A lógica aqui referida, não é outra, senão o princípio da tripartição das atividades do poder. Sabe-se que o poder é uno, com três vertentes harmônicas e independentes: executivo, legislativo e judiciário. A interferência de um dos ramos de atividade do poder em face do outro, não só gera rota de colisão, como instabilidade social e insegurança jurídica, com inevitável ruptura do sistema harmônico que deveria existir numa democracia verdadeira.
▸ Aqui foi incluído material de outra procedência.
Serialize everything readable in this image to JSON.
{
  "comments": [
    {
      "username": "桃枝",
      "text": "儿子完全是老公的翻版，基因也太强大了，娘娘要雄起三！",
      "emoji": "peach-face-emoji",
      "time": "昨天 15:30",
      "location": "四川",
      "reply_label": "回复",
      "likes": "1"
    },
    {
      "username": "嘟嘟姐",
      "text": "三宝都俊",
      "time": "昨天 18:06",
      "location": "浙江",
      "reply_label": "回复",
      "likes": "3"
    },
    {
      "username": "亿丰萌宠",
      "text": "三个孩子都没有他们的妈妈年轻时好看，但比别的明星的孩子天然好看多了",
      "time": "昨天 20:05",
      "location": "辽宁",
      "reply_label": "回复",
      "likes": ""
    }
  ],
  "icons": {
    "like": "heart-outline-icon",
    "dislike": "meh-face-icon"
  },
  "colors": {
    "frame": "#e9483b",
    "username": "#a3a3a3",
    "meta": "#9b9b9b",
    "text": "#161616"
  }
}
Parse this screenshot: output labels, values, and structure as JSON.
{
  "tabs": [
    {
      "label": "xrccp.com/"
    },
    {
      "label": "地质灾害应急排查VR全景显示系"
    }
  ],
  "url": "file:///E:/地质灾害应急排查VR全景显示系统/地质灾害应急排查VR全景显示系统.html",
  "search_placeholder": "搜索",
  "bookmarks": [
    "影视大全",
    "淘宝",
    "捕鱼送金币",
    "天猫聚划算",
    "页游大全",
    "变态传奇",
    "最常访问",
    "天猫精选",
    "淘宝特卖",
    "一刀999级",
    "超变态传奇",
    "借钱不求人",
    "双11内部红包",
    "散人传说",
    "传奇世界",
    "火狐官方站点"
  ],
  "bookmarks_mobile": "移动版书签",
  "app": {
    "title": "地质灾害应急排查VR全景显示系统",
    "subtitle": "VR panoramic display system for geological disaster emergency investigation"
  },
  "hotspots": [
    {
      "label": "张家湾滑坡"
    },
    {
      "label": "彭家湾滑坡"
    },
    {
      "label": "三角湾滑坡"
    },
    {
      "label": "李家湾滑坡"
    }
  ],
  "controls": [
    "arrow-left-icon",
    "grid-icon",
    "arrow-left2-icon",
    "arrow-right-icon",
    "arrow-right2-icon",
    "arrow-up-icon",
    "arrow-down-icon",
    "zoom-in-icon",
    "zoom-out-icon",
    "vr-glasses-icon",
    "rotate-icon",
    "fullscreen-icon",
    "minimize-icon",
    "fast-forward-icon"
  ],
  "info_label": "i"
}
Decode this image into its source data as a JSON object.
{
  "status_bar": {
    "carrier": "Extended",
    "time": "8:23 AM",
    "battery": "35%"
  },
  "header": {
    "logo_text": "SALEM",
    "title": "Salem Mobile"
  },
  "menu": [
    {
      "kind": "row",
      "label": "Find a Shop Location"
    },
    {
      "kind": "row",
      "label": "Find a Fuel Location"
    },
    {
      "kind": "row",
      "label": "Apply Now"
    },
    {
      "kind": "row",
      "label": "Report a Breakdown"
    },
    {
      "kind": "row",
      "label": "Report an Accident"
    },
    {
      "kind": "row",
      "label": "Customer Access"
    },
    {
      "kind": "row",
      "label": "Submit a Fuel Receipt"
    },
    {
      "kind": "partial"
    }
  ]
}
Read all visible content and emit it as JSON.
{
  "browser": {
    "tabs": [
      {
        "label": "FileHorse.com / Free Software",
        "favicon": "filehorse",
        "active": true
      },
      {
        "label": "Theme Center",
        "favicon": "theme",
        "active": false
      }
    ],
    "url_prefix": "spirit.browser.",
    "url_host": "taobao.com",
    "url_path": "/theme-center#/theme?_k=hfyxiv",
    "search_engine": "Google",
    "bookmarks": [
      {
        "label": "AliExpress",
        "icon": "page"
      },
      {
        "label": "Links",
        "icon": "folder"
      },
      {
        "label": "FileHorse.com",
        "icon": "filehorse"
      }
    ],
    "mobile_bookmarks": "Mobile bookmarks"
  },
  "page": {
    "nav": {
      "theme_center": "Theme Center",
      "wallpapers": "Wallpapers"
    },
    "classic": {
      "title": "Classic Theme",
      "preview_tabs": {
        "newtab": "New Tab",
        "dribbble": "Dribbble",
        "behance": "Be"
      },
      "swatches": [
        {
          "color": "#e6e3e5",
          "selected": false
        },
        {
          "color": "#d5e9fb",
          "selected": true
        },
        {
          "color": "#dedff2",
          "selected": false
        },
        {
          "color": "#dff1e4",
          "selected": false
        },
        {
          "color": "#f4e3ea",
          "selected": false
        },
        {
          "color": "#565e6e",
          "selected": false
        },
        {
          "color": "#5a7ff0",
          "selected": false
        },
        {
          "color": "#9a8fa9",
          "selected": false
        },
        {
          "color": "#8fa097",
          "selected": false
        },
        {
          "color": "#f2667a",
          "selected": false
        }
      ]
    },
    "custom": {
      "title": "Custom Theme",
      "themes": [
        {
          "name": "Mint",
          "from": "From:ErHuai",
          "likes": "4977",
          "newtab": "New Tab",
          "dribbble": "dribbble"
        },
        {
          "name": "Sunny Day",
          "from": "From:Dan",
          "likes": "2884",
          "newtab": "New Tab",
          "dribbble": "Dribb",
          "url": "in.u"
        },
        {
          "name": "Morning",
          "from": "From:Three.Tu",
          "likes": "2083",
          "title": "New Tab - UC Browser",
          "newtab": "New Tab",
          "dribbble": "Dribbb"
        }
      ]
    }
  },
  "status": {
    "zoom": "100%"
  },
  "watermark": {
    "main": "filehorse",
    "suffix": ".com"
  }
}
Com a devida vênia aos que pensam em contrário, não estamos nos referindo ao princípio do acesso à justiça, ou princípio da inafastabilidade da jurisdição previsto no artigo 5º, XXXV da CF, que dispõe: “a lei não excluirá da apreciação do Poder Judiciário lesão ou ameaça a direito”. O que se discute é justamente a interferência de um ramo do poder sobre outro.